1. Catskill Red Shale

This is typical of the part of Fallsburg I've been working in for the past year. Roads and driveways often sit directly on top of the bedrock stone. 

The most common rock types in the area are bluestone and a reddish shale.  

When side-by-side, the blue sandstone takes on a bright green.

The shale - it's violet, pink, maroon, brick, brown and orange.

Puddles after a storm are blood red. As they evaporate, a dark red clay silt remains.
Shale = silt stone. These puddles were the prime places to hunt for clay. It was a frustrating process - there just were too few puddles. Instead, I decided to try to refine mud collected at the base of red shale outcrops. Three 5-gallon buckets of mud traveled back to Philly with me. 

This was the beginning. The next step: refining.  

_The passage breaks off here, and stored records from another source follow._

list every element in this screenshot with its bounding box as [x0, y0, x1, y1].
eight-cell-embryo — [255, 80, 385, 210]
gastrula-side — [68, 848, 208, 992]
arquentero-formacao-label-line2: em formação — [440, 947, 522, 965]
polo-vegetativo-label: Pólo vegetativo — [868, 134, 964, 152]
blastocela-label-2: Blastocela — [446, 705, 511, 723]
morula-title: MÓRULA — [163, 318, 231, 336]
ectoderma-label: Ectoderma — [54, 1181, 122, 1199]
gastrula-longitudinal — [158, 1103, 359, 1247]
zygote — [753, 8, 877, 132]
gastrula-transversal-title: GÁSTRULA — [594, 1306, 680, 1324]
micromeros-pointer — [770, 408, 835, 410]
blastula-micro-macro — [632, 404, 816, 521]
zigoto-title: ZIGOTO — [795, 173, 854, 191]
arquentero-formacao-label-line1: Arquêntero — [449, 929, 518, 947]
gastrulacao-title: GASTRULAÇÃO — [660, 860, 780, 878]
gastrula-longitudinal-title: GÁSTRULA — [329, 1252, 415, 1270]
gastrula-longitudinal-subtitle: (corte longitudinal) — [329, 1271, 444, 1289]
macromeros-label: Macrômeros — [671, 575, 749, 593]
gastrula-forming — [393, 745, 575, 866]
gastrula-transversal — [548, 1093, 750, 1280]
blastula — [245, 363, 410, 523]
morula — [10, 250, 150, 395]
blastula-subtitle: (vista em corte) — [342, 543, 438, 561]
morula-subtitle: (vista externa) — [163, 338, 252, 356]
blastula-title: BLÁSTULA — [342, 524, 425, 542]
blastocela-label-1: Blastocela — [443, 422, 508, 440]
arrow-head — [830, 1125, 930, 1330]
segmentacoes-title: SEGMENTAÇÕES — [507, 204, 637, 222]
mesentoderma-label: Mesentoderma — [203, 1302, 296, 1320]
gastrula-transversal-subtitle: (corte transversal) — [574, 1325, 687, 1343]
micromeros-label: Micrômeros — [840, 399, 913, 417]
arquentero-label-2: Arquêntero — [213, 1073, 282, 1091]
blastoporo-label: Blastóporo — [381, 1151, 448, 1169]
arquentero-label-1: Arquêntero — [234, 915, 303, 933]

To extract clay from the soil collected, first, sift the dirt through a sieve made of 1/4" hardware cloth. This will take out large rocks, sticks, etc.  If it catches large dried clumps of dirt, break them up by crushing them or pouring water through the sieve. This will also help to remove any clay from the sticks and rocks, transferring it to the more refined material in the bucket below.
Mix water into the sifted material (at least a 50/50 mix) and stir it to suspend the clay particles. Use your hands to squeeze clumps of clay so the particles will blend with the liquid. Pour this slurry in small batches through a finer sieve into a clean bucket below. Early on, I just used kitchenware for this sieve - an oil-spatter screen.  You'll have to mush clumps through the screening, then rinse through with more water. You'll be left with a fine clay mix in the bucket below. Small rocks etc. will be caught in the sieve. Clean out the sieve frequently, and be careful to not contaminate the mixture below with what you've just sifted out.  I sifted the material one additional time through a very fine piece of screen material, leaving nothing but silt and water.

Let the bucket sit for a day. The silt will settle to the bottom of the bucket, and the water can be siphoned off the top.  If you do this every day for about 4-5 days, you'll be left with a thickened slip, which can be poured onto a plaster bat to dry.
The plaster will draw water out of the material.  This is my first sample. Once it was dry enough to hold together, after experimenting with it a bit, it seemed to have potential as a workable clay.

Making a larger batch, cracks appeared in the drying process - a sign that there wasn't enough elasticity to be a workable material.
I've been mentored throughout this projects by ceramicist friends, both guilty of having encouraged my interest in clay over the past few years: Beverly Fisher and Tiernan Alexander. Tiernan took this material back to her studio to experiment with ways to increase the elasticity. She came up with a number of options, and mixed sample batches.

Next step: Firing.

After making a number of sample clay bodies and slips, they were dried and bisque fired. The results displayed a range of colors, textures and levels of strength.

During this time, I began to think about what should be made with the stuff, and wondered if it was food safe.  As I researched the chemical elements in Marcellus shale, I learned that it is a black shale. This material was not Marcellus.

Now I know how to make clay from Catskill Red Shale...not exactly what I thought I was doing, but I'll take it.

The next challenge was to find Marcellus shale.